Оно остановилось в той точке, где «тщедушный человек с тростью и саквояжиком» идет вдоль кирпичной стены. И нелепая девочка в легком платьице высматривает его в толпе. Стена, как символ — точка невозврата. Это уже не авторский прием, это реальность. И по разные стороны этой реальности окажутся разные герои. Оно остановилось в той точке, где господин зондерфюрер, глядя на нескончаемый поток людей, бредущих вдоль кирпичной стены навстречу своей судьбе, думает о том, что время нельзя вернуть вспять.
В другой жизни… Повесть закончена, фонарик погас. Все смешалось. Ностальгия по их прошлому, по тому, что должно было случиться и не случилось.
«Оскар циферблат» — философское осмысление исторической памяти, попытка связать ход событий с историей жизни еврейского народа.
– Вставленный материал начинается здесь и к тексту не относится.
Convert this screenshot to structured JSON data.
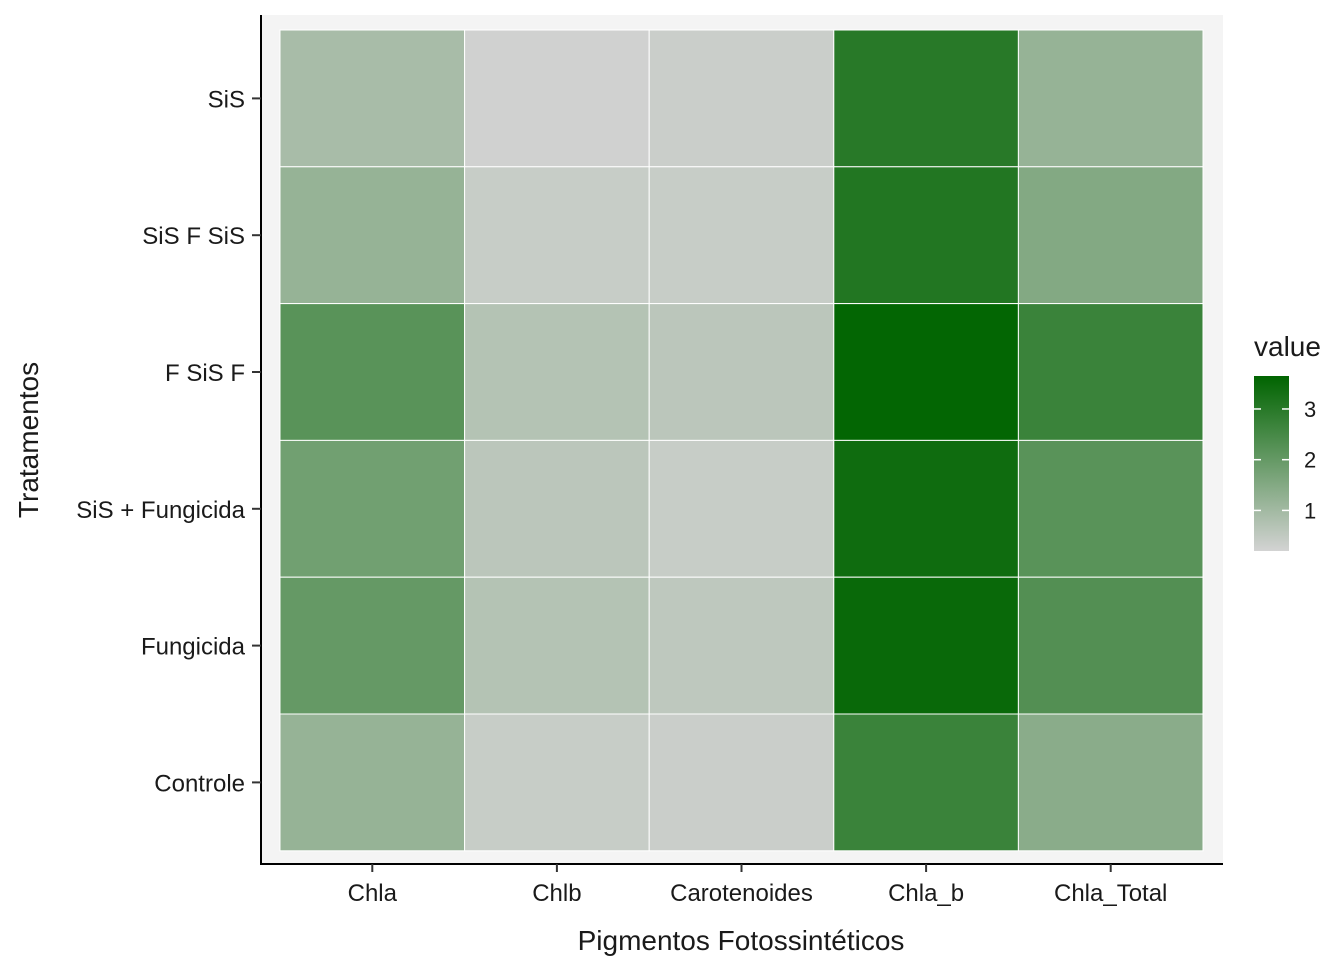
{
  "chart_data": {
    "type": "heatmap",
    "title": "",
    "xlabel": "Pigmentos Fotossintéticos",
    "ylabel": "Tratamentos",
    "x_categories": [
      "Chla",
      "Chlb",
      "Carotenoides",
      "Chla_b",
      "Chla_Total"
    ],
    "y_categories": [
      "SiS",
      "SiS F SiS",
      "F SiS F",
      "SiS + Fungicida",
      "Fungicida",
      "Controle"
    ],
    "values": [
      [
        0.9,
        0.25,
        0.35,
        3.0,
        1.2
      ],
      [
        1.2,
        0.4,
        0.4,
        3.1,
        1.5
      ],
      [
        2.2,
        0.7,
        0.6,
        3.6,
        2.7
      ],
      [
        1.8,
        0.6,
        0.4,
        3.4,
        2.2
      ],
      [
        2.0,
        0.7,
        0.55,
        3.5,
        2.3
      ],
      [
        1.2,
        0.4,
        0.35,
        2.7,
        1.4
      ]
    ],
    "legend": {
      "title": "value",
      "ticks": [
        1,
        2,
        3
      ],
      "min": 0.2,
      "max": 3.65,
      "low_color": "#d3d3d3",
      "high_color": "#006400",
      "position": "right"
    },
    "grid": false,
    "panel_background": "#f4f4f4"
  }
}
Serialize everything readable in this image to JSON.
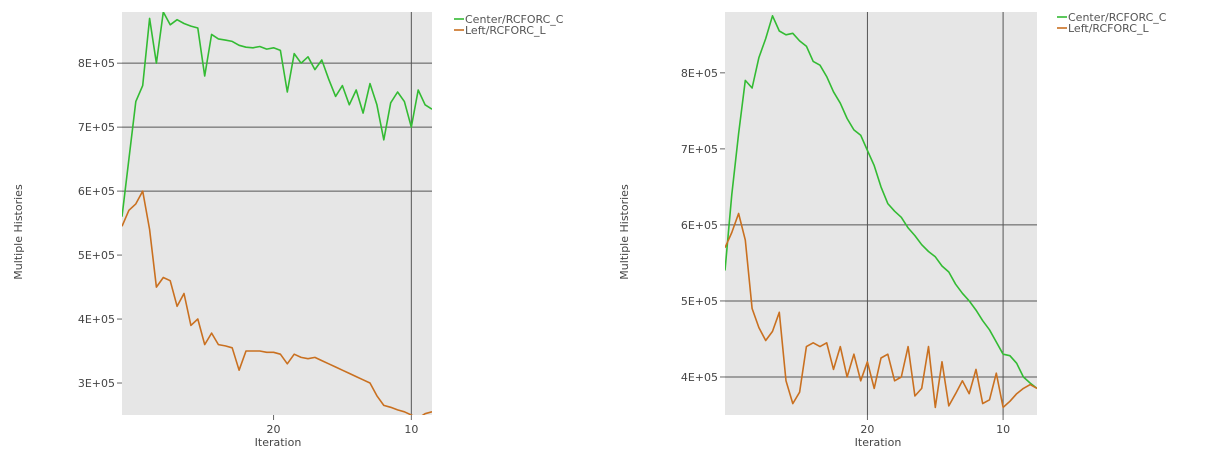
{
  "colors": {
    "plot_background": "#e6e6e6",
    "gridline": "#555555",
    "series_center": "#33bb33",
    "series_left": "#c97020"
  },
  "chart_data": [
    {
      "type": "line",
      "xlabel": "Iteration",
      "ylabel": "Multiple Histories",
      "xlim": [
        31,
        8.5
      ],
      "ylim": [
        250000,
        880000
      ],
      "x_ticks": [
        20,
        10
      ],
      "x_tick_labels": [
        "20",
        "10"
      ],
      "y_ticks": [
        300000,
        400000,
        500000,
        600000,
        700000,
        800000
      ],
      "y_tick_labels": [
        "3E+05",
        "4E+05",
        "5E+05",
        "6E+05",
        "7E+05",
        "8E+05"
      ],
      "grid_x": [
        10
      ],
      "grid_y": [
        600000,
        700000,
        800000
      ],
      "legend_position": "outside-right-top",
      "series": [
        {
          "name": "Center/RCFORC_C",
          "color_key": "series_center",
          "x": [
            31,
            30.5,
            30,
            29.5,
            29,
            28.5,
            28,
            27.5,
            27,
            26.5,
            26,
            25.5,
            25,
            24.5,
            24,
            23.5,
            23,
            22.5,
            22,
            21.5,
            21,
            20.5,
            20,
            19.5,
            19,
            18.5,
            18,
            17.5,
            17,
            16.5,
            16,
            15.5,
            15,
            14.5,
            14,
            13.5,
            13,
            12.5,
            12,
            11.5,
            11,
            10.5,
            10,
            9.5,
            9,
            8.5
          ],
          "y": [
            560000,
            650000,
            740000,
            765000,
            870000,
            800000,
            880000,
            860000,
            868000,
            862000,
            858000,
            855000,
            780000,
            845000,
            838000,
            836000,
            834000,
            828000,
            825000,
            824000,
            826000,
            822000,
            824000,
            820000,
            755000,
            815000,
            800000,
            810000,
            790000,
            805000,
            775000,
            748000,
            765000,
            735000,
            758000,
            722000,
            768000,
            735000,
            680000,
            738000,
            755000,
            740000,
            700000,
            758000,
            735000,
            728000
          ]
        },
        {
          "name": "Left/RCFORC_L",
          "color_key": "series_left",
          "x": [
            31,
            30.5,
            30,
            29.5,
            29,
            28.5,
            28,
            27.5,
            27,
            26.5,
            26,
            25.5,
            25,
            24.5,
            24,
            23.5,
            23,
            22.5,
            22,
            21.5,
            21,
            20.5,
            20,
            19.5,
            19,
            18.5,
            18,
            17.5,
            17,
            16.5,
            16,
            15.5,
            15,
            14.5,
            14,
            13.5,
            13,
            12.5,
            12,
            11.5,
            11,
            10.5,
            10,
            9.5,
            9,
            8.5
          ],
          "y": [
            545000,
            570000,
            580000,
            600000,
            540000,
            450000,
            465000,
            460000,
            420000,
            440000,
            390000,
            400000,
            360000,
            378000,
            360000,
            358000,
            355000,
            320000,
            350000,
            350000,
            350000,
            348000,
            348000,
            345000,
            330000,
            345000,
            340000,
            338000,
            340000,
            335000,
            330000,
            325000,
            320000,
            315000,
            310000,
            305000,
            300000,
            280000,
            265000,
            262000,
            258000,
            255000,
            250000,
            245000,
            252000,
            255000
          ]
        }
      ]
    },
    {
      "type": "line",
      "xlabel": "Iteration",
      "ylabel": "Multiple Histories",
      "xlim": [
        30.5,
        7.5
      ],
      "ylim": [
        350000,
        880000
      ],
      "x_ticks": [
        20,
        10
      ],
      "x_tick_labels": [
        "20",
        "10"
      ],
      "y_ticks": [
        400000,
        500000,
        600000,
        700000,
        800000
      ],
      "y_tick_labels": [
        "4E+05",
        "5E+05",
        "6E+05",
        "7E+05",
        "8E+05"
      ],
      "grid_x": [
        20,
        10
      ],
      "grid_y": [
        400000,
        500000,
        600000
      ],
      "legend_position": "outside-right-top",
      "series": [
        {
          "name": "Center/RCFORC_C",
          "color_key": "series_center",
          "x": [
            30.5,
            30,
            29.5,
            29,
            28.5,
            28,
            27.5,
            27,
            26.5,
            26,
            25.5,
            25,
            24.5,
            24,
            23.5,
            23,
            22.5,
            22,
            21.5,
            21,
            20.5,
            20,
            19.5,
            19,
            18.5,
            18,
            17.5,
            17,
            16.5,
            16,
            15.5,
            15,
            14.5,
            14,
            13.5,
            13,
            12.5,
            12,
            11.5,
            11,
            10.5,
            10,
            9.5,
            9,
            8.5,
            8,
            7.5
          ],
          "y": [
            540000,
            640000,
            720000,
            790000,
            780000,
            820000,
            845000,
            875000,
            855000,
            850000,
            852000,
            842000,
            835000,
            815000,
            810000,
            795000,
            775000,
            760000,
            740000,
            725000,
            718000,
            698000,
            678000,
            650000,
            628000,
            618000,
            610000,
            596000,
            586000,
            574000,
            565000,
            558000,
            546000,
            538000,
            522000,
            510000,
            500000,
            488000,
            474000,
            462000,
            446000,
            430000,
            428000,
            418000,
            400000,
            392000,
            385000
          ]
        },
        {
          "name": "Left/RCFORC_L",
          "color_key": "series_left",
          "x": [
            30.5,
            30,
            29.5,
            29,
            28.5,
            28,
            27.5,
            27,
            26.5,
            26,
            25.5,
            25,
            24.5,
            24,
            23.5,
            23,
            22.5,
            22,
            21.5,
            21,
            20.5,
            20,
            19.5,
            19,
            18.5,
            18,
            17.5,
            17,
            16.5,
            16,
            15.5,
            15,
            14.5,
            14,
            13.5,
            13,
            12.5,
            12,
            11.5,
            11,
            10.5,
            10,
            9.5,
            9,
            8.5,
            8,
            7.5
          ],
          "y": [
            570000,
            590000,
            615000,
            580000,
            490000,
            465000,
            448000,
            460000,
            485000,
            395000,
            365000,
            380000,
            440000,
            445000,
            440000,
            445000,
            410000,
            440000,
            400000,
            430000,
            395000,
            420000,
            385000,
            425000,
            430000,
            395000,
            400000,
            440000,
            375000,
            385000,
            440000,
            360000,
            420000,
            362000,
            378000,
            395000,
            378000,
            410000,
            365000,
            370000,
            405000,
            360000,
            368000,
            378000,
            385000,
            390000,
            385000
          ]
        }
      ]
    }
  ]
}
Это повесть о боли и правде, о любви и нежности на пороге бездны, за которой ничего нет, и о робком луче надежды, пробивающемся через время светом фонарика.
×××
Другие герои книги — из повести «Аптека Габбе» — прожили здесь свою непростую судьбу. Так необыкновенный дар Каринэ Арутюновой, тесно переплетая судьбы героев прошлого, снова возвращают нас к тем дням.
«Любой, переступая порог «Аптеки Габбе», имел право на свою долю внимания и даже сочувствия…»
Этот, незаметный на первый взгляд, штрих может остаться незамеченным, если не помнить о той «сиюминутности», о той важности каждого момента в этом постоянно изменяющемся времени автора.
Размеренная картина прошлого возникает в самом начале новеллы «Аптека Габбе», объединенная с другими страницами саги одним из главных символов — символом дома, где время разворачивается подобно старому свитку. «Был уют этого старого двора, были интонации, в них можно было купаться…» Дом еще не знает о страшном предательстве.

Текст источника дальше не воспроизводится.